The Agency's standard for evaluating appropriate care apparently remains community practice. But since the late 1970s, outcomes researchers have shown that most treatments in common usage are not solidly grounded on scientific evidence. Does the OPMC see any problem in utilizing a faulty basis for comparison? Do the Agency's investigators, prosecutors, and hearing panelists have the expertise to distinguish between therapy that beneficially departs from community standards and deviant therapy that can harm patients?
Appropriate care is a highly contentious issue in mainstream medicine. Medical experts often disagree on the appropriateness, the necessity of a given therapeutic approach. In my earlier OPMC article (October 2001), I quoted Dr. John Wennberg, a pioneer in outcomes research, on the debate over appropriate care. He predicted that this debate would become "increasingly acrimonious and divisive, pitting physician against physician, specialty group against specialty group, and the profession itself against the payer and the government, with the patient lost somewhere in the rhetoric."

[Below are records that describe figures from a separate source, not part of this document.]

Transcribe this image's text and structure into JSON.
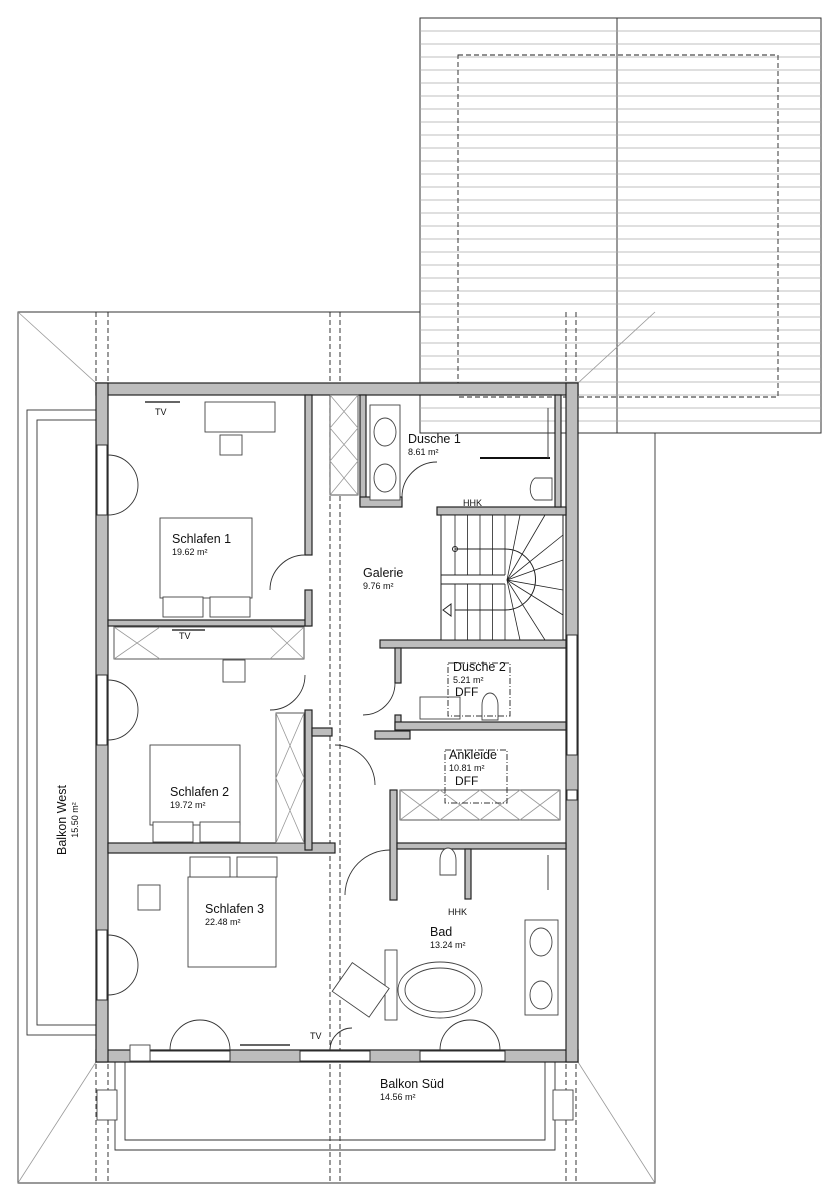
{
  "rooms": {
    "schlafen1": {
      "name": "Schlafen 1",
      "area": "19.62 m²"
    },
    "schlafen2": {
      "name": "Schlafen 2",
      "area": "19.72 m²"
    },
    "schlafen3": {
      "name": "Schlafen 3",
      "area": "22.48 m²"
    },
    "dusche1": {
      "name": "Dusche 1",
      "area": "8.61 m²"
    },
    "galerie": {
      "name": "Galerie",
      "area": "9.76 m²"
    },
    "dusche2": {
      "name": "Dusche 2",
      "area": "5.21 m²",
      "note": "DFF"
    },
    "ankleide": {
      "name": "Ankleide",
      "area": "10.81 m²",
      "note": "DFF"
    },
    "bad": {
      "name": "Bad",
      "area": "13.24 m²"
    },
    "balkon_sued": {
      "name": "Balkon Süd",
      "area": "14.56 m²"
    },
    "balkon_west": {
      "name": "Balkon West",
      "area": "15.50 m²"
    }
  },
  "fixtures": {
    "tv": "TV",
    "hhk": "HHK"
  }
}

Why has the OPMC been edging into such quicksand? Historically, the peer review process has resolved questions about appropriate treatment. Why not leave the answers to this customary process?
As indicated earlier, due process reform is not likely to prevent the OPMC from further incursions into disputatious areas that essentially shouldn't concern medical boards. (I'm not referring to truly inappropriate or unnecessary care. This fits under medical incompetence or negligence, and physicians suspected of being substandard deserve to be investigated and prosecuted, which the OPMC sometimes flagrantly neglects to do.)